A nursery at an Iranian hospital

Iran Shuts Down Clinic After Establishing ‘Anti-Abortion Watch’

Wednesday, 05/10/2023
Maryam Sinaiee

British Iranian journalist and political analyst

Iranian authorities shut down a clinic Sunday, after they said a “volunteer force” has been established to identify doctors and clinics who carry out abortions.

Public Relations of Tabriz Medical Sciences University said in a statement Monday that various organizations including the university, Basij Physicians Militia of the Revolutionary Guards’ (IRGC), the justice department of East Azarbaijan Province, and police identified and sealed the clinic. 

At the same time, Saber Jabbari-Farouji, head of the health ministry’s Center for Rejuvenation of Population, that a volunteer group called Nafas (life) has been formed to help prevent abortions. Iranian media have dubbed the group as “[Anti-] Abortion Patrols”, similar to hijab enforcement units. 

Abortions have always been illegal in the Islamic Republic unless when the fetus is diagnosed with genetic disorders or carrying the fetus to term threatens the mother’s health or life. In such cases, terminations are permitted and legally carried out during the first four months of the pregnancy. 
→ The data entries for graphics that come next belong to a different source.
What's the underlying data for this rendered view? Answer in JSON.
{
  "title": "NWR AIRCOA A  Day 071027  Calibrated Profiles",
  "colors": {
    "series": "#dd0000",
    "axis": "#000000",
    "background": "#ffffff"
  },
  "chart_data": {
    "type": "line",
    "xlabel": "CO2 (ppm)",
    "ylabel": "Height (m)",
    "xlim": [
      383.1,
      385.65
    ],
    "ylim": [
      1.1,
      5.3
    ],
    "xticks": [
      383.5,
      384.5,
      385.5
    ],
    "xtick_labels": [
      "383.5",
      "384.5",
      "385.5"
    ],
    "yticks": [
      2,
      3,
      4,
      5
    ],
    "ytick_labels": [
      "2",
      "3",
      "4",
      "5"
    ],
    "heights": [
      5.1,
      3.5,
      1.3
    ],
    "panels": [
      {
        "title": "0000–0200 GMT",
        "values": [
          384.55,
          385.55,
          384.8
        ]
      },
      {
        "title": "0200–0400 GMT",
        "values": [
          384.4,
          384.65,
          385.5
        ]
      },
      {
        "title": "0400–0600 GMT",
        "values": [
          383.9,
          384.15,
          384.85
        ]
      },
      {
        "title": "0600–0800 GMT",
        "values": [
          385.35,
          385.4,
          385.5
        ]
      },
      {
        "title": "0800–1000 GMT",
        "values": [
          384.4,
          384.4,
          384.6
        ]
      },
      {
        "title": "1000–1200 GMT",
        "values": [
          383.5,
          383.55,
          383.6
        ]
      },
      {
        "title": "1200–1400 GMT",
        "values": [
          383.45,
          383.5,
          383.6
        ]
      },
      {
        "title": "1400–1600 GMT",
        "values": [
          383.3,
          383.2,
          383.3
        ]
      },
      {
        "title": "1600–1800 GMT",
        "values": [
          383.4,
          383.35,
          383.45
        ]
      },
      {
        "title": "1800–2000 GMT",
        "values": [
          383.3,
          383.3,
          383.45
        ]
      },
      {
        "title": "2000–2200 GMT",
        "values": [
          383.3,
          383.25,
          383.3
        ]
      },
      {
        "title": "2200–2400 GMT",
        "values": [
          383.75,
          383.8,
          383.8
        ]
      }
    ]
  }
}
An official of the health ministry, Soleiman Haydari, told the Iranian Students News Agency (ISNA) on April 17 that annually around 10,000 abortions were legally carried out. Without giving the number of illegal abortions, he said over 70 percent of these were done by midwives, often by prescribing pills, or at home. 

Another official of the ministry, Saeed Karimi, said on April 3 that President Ebrahim Raisi had ordered all government bodies to cooperate to stop the supply of abortion pills. 

Karimi said the laws regarding illegal abortions were more strictly enforced “recently” and that all pregnancies were being documented to prevent illegal abortions so that the population of the country could grow. 

The childbirth rate in Iran has been steadily declining over the past few decades. In the early 1980s, the population growth rate reached 4.8 percent. This rate has dropped to below one percent in the past few years.

Supreme Leader Ali Khamenei holding a baby

Iran’s Supreme Leader Ali Khamenei believes efforts to increase the country's population are among the most urgent duties and essential policies of the Islamic Republic as the leading Shia country in the Muslim world.

Iran in recent years has promoted marriage and having children as a response to an ageing population. Some religious figures have joined the campaign. Ayatollah Jafar Sobhani in 2014 warned that the Saudis – where the ruling Saud family is Sunni – were plotting to obliterate the "absolute majority of Shiites in all Iranian cities."

Iran's population has doubled from around 40 million in the early 1980s to 84 million, but a declining birth rate means the median age at 32 is about the same as Saudi Arabia at 31.8, but higher than Iraq at 21. 

Khamenei has repeatedly stressed that Iran’s population needs to increase to 150 million to avoid becoming a land of old people. The population is projected to peak at around 100 million by 2050.

In response to Khamenei’s calls, the parliament dominated by hardliners approved a law in March 2022 requiring state entities to encourage marriage and childbearing. The law banned public health services offering family planning including contraceptives, vasectomies and tubectomies as well as free dispensation of contraceptives other than where pregnancy would threaten a woman's health.

Critics of a population increase policy say that the Islamic Republic has not been able to boost the living standards, with more than 35 percent considered to be living under the absolute poverty line according to official statistics and many more living in increasing hardship despite having multiple jobs.